What encouragement would you give to students or early stage researchers who are interested in interdisciplinary research? Are there any tips you could provide?
I used to be fairly shy when I was younger and was reluctant to contact people from other fields and introduce myself. My advice first of all is to make sure the idea you have got is doable or if it is really new that there is a way forward and there are some connections you can make. Second, don’t be afraid! Don’t be afraid to admit you know nothing about certain aspects of it and accept advice. Don’t be afraid to contact giants in the field to collaborate. If your idea is good, they will go along with it.
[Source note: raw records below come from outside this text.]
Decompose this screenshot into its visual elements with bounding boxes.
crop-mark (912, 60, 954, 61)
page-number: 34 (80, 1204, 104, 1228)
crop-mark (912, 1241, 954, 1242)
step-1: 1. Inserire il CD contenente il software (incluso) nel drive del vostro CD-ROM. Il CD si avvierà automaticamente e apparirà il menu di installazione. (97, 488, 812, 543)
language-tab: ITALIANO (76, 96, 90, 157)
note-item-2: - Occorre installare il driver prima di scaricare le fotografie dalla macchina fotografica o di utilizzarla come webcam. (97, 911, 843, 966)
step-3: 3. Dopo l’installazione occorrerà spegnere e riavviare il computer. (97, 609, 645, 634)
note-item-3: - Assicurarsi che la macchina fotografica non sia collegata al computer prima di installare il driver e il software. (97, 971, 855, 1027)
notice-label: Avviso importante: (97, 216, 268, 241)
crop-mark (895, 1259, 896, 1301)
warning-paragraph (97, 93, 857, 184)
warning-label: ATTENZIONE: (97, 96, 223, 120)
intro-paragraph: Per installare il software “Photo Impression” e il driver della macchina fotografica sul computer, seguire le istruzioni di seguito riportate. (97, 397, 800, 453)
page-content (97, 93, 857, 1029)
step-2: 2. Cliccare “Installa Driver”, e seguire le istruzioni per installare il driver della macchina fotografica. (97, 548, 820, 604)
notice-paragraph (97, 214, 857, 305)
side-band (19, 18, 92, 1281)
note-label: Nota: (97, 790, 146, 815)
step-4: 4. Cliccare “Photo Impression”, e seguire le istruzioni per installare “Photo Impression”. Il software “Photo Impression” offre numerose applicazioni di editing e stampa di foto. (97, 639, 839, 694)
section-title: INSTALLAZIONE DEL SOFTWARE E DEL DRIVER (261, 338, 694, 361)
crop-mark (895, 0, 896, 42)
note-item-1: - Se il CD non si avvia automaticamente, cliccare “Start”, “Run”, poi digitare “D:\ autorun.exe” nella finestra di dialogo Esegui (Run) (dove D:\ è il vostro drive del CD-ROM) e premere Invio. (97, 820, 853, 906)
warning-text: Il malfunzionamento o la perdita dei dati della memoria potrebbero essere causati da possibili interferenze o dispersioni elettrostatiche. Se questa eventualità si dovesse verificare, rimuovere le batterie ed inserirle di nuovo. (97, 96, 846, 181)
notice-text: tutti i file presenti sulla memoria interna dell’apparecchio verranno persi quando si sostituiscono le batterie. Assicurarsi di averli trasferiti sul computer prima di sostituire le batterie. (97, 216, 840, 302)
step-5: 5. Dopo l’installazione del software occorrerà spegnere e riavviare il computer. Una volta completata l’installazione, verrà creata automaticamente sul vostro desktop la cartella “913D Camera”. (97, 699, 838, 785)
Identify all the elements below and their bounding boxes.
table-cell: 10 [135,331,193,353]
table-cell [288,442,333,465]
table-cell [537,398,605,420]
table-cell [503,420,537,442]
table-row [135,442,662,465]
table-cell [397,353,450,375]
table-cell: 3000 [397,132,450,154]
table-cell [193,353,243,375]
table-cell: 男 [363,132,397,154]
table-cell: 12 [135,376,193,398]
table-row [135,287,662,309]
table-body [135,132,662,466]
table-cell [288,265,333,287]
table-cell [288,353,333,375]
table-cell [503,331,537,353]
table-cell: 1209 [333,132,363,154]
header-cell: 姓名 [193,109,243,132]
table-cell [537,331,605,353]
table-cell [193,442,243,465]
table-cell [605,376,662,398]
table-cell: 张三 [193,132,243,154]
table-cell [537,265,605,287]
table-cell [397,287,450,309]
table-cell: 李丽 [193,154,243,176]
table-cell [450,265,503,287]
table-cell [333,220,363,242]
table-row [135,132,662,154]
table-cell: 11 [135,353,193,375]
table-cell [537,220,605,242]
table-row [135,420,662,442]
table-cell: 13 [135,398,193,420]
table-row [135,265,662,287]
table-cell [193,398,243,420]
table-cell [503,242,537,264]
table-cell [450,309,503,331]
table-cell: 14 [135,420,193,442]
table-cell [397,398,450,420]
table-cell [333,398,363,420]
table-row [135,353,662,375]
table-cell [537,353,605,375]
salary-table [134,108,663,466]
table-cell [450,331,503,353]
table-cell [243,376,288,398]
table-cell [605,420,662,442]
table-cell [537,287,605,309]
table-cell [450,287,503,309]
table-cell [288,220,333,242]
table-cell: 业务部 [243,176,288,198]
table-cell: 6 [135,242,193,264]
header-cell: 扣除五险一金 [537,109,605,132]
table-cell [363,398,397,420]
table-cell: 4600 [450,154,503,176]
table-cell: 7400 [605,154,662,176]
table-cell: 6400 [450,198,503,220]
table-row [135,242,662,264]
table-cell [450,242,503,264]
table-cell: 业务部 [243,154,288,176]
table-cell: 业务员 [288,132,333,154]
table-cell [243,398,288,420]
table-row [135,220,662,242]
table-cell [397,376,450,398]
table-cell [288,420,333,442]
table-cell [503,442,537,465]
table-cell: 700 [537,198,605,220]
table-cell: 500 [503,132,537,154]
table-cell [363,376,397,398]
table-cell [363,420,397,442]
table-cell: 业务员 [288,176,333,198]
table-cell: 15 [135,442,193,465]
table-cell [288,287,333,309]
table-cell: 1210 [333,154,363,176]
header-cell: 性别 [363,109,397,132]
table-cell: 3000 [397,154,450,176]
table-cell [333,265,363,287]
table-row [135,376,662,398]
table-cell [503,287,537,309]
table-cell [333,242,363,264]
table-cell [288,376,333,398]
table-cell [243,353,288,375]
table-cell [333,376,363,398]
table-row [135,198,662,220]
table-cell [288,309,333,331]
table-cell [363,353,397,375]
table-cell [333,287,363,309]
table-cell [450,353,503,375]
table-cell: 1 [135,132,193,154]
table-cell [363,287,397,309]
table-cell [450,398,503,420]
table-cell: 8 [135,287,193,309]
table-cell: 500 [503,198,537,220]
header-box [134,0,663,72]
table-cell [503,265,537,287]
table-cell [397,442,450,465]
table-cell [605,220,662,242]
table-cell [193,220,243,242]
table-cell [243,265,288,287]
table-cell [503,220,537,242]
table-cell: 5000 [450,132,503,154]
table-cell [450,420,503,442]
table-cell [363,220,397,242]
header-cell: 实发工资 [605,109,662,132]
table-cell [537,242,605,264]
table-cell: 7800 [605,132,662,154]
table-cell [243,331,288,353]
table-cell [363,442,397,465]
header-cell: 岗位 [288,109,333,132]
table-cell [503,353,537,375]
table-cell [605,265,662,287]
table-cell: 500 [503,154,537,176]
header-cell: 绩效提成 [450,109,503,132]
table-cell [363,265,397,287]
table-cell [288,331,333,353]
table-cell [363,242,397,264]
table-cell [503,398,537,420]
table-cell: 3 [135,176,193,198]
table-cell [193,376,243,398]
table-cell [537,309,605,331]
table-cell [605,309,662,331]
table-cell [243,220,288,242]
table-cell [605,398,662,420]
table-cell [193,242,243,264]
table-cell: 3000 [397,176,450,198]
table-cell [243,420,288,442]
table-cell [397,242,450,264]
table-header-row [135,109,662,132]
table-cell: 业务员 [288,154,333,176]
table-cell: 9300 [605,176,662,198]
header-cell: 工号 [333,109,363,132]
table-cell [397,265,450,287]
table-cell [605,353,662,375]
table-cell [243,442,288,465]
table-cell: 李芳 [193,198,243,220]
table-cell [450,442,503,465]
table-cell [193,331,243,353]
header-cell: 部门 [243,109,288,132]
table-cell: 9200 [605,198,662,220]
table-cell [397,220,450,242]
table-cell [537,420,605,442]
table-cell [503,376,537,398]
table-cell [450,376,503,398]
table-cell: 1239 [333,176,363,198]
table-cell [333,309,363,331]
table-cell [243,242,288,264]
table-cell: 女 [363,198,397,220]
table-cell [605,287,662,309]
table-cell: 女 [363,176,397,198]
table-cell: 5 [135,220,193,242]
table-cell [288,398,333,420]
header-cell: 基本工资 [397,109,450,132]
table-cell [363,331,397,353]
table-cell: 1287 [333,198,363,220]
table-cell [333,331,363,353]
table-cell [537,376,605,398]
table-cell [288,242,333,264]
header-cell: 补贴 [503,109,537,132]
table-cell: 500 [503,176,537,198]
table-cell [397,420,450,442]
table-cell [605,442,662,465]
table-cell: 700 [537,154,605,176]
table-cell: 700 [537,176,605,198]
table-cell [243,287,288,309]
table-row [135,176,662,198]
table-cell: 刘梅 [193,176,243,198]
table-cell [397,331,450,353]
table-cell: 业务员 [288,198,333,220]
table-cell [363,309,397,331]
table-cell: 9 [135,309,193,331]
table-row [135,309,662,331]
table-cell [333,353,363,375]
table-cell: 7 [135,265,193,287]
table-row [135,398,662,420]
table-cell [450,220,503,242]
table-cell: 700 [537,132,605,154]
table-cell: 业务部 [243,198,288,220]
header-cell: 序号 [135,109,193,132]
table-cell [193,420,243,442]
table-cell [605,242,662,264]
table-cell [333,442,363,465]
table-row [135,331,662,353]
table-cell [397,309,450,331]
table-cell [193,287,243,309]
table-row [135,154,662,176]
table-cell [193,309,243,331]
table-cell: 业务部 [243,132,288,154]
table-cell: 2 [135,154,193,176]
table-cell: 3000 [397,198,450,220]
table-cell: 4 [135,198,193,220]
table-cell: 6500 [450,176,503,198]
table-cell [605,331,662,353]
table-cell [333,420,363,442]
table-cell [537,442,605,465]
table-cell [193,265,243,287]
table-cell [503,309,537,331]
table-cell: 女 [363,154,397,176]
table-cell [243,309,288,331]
If they say no, don’t take no for an answer. Learn from rejections, reformulate your thoughts and have another go. Those giants started from nothing too.
The many benefits that the arts and humanities can make to health have long been recognised. These range from using art, performance or poetry to improve patient wellbeing, through oral history as a form of intergenerational learning, history and heritage connected to memory and place-making, computer music-led therapies/interventions for locked in syndrome and dementia, to applying business and economics research to the organisation of health interventions.